From the logs I can see that VMBHA is running with driver version 1.6.0.50, but I am not able to see the firmware version.
https://www.vmware.com/resources/compatibility/detail.php?deviceCategory=io&productid=37359&deviceCategory=io&details=1&VID=1137&DID=0045&SVID=1137&SSID=0137&page=1&display_interval=10&sortColumn=Partner&sortOrder=Asc
Please check with the Hardware Vendor to confirm if you are running on the Compatible Driver/Firmware Version.

I will also recommend you to investigate the “State in Doubt” Errors with the Storage or Hardware vendor to investigate.

In order to have deeper understanding about the issue, we would need more information from the ESXi Host at the time when it’s in Not Responding State.

Please make sure that SSH is enable on all the ESXi Host as we would need to run the below commands at the time when we are experiencing the issue.

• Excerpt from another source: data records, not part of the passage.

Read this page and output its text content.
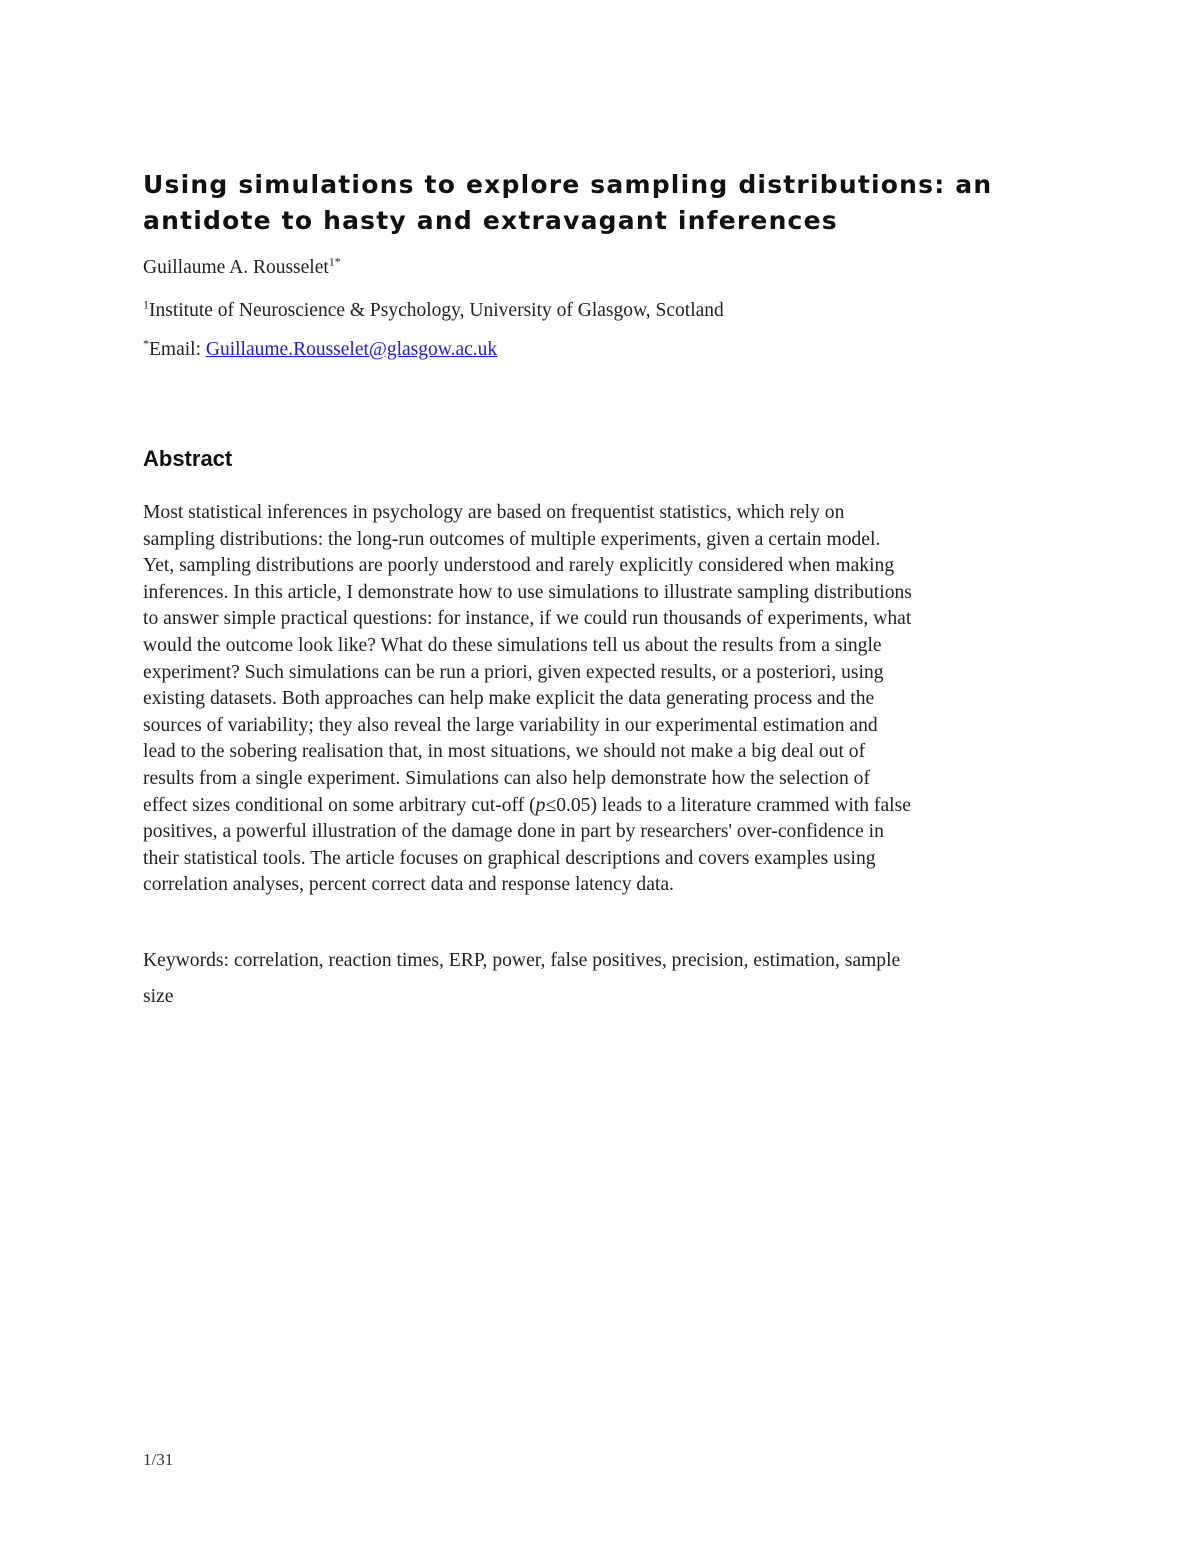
Using simulations to explore sampling distributions: an
antidote to hasty and extravagant inferences
Guillaume A. Rousselet$^{1*}$
$^1$Institute of Neuroscience & Psychology, University of Glasgow, Scotland
*Email: Guillaume.Rousselet@glasgow.ac.uk
Abstract

Most statistical inferences in psychology are based on frequentist statistics, which rely on
sampling distributions: the long-run outcomes of multiple experiments, given a certain model.
Yet, sampling distributions are poorly understood and rarely explicitly considered when making
inferences. In this article, I demonstrate how to use simulations to illustrate sampling distributions
to answer simple practical questions: for instance, if we could run thousands of experiments, what
would the outcome look like? What do these simulations tell us about the results from a single
experiment? Such simulations can be run a priori, given expected results, or a posteriori, using
existing datasets. Both approaches can help make explicit the data generating process and the
sources of variability; they also reveal the large variability in our experimental estimation and
lead to the sobering realisation that, in most situations, we should not make a big deal out of
results from a single experiment. Simulations can also help demonstrate how the selection of
effect sizes conditional on some arbitrary cut-off (p≤0.05) leads to a literature crammed with false
positives, a powerful illustration of the damage done in part by researchers' over-confidence in
their statistical tools. The article focuses on graphical descriptions and covers examples using
correlation analyses, percent correct data and response latency data.

Keywords: correlation, reaction times, ERP, power, false positives, precision, estimation, sample
size

1/31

Capture the Live ESXi Kernel Dump:

Log in to the ESXi host command line via SSH or physical console
Instruct the system to perform a live dump via localcli:

localcli –plugin-dir /usr/lib/vmware/esxcli/int/ debug livedump perform

The core dump will then be gathered. This process can take some time, as it does during a PSOD. When the process is completed, you will be returned to the command prompt.
Once the core dump has been collected and the process is finished, gather a vm-support bundle to collect the logging, system state and livecore.